Olivier 16 ans, Inès 15 ans, Nathan 14 ans, Théodore 14 ans, Elise 13 ans et Michael, 11 ans et demi. Tous volontaires pour l'expédition, j'avais pu discuter avec chacun d'entre eux au moins une fois. Pas assez longtemps pour les connaître certes, mais assez pour comprendre qu'ils étaient courageux, et qu'ils auraient trouvé leur place dans ce nouveau monde. Puissiez-vous désormais la trouver ailleurs que sur cette terre, car je doute qu'il y ait d'autres mondes plus cruels que celui-ci.

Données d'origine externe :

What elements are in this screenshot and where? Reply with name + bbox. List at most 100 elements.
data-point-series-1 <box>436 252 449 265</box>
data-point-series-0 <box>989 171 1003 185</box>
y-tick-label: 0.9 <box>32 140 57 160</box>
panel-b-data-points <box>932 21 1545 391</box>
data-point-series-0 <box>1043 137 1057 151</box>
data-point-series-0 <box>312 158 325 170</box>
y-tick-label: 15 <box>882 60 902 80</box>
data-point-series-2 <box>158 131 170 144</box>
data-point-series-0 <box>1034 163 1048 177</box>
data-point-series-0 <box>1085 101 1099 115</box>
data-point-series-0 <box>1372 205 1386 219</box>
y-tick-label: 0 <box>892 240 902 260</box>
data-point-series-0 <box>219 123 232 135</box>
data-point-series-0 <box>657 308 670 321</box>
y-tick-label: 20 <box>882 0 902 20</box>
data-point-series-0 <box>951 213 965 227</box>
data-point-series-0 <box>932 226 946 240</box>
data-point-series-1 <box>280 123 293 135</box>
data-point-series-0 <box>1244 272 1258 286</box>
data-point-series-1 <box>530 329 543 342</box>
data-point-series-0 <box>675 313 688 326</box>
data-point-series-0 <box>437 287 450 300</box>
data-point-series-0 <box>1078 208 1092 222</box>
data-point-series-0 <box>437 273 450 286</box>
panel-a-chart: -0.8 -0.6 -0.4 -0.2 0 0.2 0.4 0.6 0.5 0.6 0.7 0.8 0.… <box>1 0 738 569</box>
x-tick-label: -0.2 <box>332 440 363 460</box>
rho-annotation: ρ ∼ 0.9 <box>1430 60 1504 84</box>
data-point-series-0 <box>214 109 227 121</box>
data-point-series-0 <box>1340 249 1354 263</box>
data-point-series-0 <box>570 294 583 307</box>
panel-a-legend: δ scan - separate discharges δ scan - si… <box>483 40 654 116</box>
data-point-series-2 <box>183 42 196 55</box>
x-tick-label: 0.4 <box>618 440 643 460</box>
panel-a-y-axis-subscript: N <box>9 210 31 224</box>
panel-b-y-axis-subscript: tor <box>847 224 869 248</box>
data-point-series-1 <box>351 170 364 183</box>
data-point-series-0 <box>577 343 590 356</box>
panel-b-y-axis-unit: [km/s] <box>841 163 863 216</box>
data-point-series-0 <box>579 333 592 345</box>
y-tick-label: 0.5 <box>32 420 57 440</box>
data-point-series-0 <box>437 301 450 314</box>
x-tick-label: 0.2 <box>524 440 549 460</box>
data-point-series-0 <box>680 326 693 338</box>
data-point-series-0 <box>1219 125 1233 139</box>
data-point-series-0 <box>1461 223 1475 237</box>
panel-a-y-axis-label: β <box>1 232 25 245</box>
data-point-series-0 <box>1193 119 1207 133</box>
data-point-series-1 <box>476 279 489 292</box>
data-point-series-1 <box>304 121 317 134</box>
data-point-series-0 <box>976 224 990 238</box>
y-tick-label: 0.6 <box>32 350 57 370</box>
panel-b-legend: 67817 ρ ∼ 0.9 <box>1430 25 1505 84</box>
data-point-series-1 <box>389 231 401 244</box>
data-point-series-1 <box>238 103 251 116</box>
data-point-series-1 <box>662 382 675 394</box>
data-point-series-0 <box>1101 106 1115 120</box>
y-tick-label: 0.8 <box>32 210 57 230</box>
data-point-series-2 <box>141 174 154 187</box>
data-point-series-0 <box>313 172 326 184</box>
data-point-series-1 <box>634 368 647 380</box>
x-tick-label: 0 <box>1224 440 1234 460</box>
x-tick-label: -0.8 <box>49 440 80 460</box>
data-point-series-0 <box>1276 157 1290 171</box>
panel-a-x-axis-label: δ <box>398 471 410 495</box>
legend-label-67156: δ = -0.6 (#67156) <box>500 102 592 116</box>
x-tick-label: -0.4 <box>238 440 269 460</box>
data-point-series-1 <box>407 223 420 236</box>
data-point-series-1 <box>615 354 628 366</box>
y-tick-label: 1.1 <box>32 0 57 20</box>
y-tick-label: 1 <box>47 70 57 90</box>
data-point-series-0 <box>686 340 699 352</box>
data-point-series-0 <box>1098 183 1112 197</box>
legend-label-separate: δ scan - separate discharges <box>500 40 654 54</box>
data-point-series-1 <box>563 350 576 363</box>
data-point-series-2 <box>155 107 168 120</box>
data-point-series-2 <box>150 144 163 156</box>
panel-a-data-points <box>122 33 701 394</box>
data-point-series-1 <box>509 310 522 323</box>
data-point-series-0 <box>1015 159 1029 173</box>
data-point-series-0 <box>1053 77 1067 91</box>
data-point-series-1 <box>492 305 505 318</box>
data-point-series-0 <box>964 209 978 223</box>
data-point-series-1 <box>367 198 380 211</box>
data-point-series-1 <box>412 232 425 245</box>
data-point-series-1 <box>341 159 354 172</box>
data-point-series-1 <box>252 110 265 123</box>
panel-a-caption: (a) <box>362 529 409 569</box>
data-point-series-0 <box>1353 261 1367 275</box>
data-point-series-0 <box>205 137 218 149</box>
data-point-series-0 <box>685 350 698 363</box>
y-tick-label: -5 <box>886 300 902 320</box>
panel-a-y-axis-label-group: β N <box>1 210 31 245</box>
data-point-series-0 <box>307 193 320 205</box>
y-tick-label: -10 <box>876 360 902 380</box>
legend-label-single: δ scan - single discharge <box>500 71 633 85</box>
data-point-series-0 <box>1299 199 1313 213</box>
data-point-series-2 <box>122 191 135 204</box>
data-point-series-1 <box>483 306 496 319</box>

Le massacre s'était déroulé à l'intérieur de la pharmacie, et il y avait eu plusieurs assaillants. L'un d'eux bloquait l'unique sortie pendant que les autres écrasaient les adolescents et les enfants qui ne pouvaient que se replier vers le fond du magasin, sans aucune issue possible. Ce n'était pas l'oeuvre d'autres humains, car les médicaments étaient toujours dans les sacs des anciens membres de l'expédition. Cette boucherie n'avait pour raison que le pur sadisme de créatures agressives et sanguinaires, ce qui correspondait parfaitement à un profil ayant vu le jour juste après la tempête : Les pustuleux. La rencontre tant redoutée avec eux avait finalement eu lieu, mais elle avait été bien pire encore que ce que j'avais pu imaginer.
Alors que le périmètre avait été sécurisé pour ne pas s'exposer à une nouvelle attaque, nous devions faire face à de nouveaux problèmes qu'il allait falloir résoudre. Que faire des corps ?! Les enterrer ? Qui pourrait rassembler les morceaux du corps de chacun, déchiquetés, en pleine décomposition et éparpillés aux quatre coins du magasin ? Et aussi, comment l'annoncer aux autres ? Aux plus jeunes et à ceux qui les avaient mieux connus ? Olivier était arrivé au collège le deuxième jour avec sa copine, et elle avait prié avant notre départ pour qu'on le lui ramène en pleine forme. J'avais toujours pris la parole jusque-là, il était évident que c'était moi qui devrais m'en charger, et Lucas l'avait compris car il était venu me voir pour me dire « Je peux m'en charger si tu ne t'en sens pas capable ». Mais il en était hors de question. C'est moi qui avais planifié cette expédition, moi qui les avais envoyés là dehors avec à peine de quoi se défendre. J'avais été imprudent, et ce sont les autres qui ont payé mes erreurs. Il était donc à moi d'en assumer la responsabilité jusqu'au bout, et donc d'en informer les nôtres une fois rentré.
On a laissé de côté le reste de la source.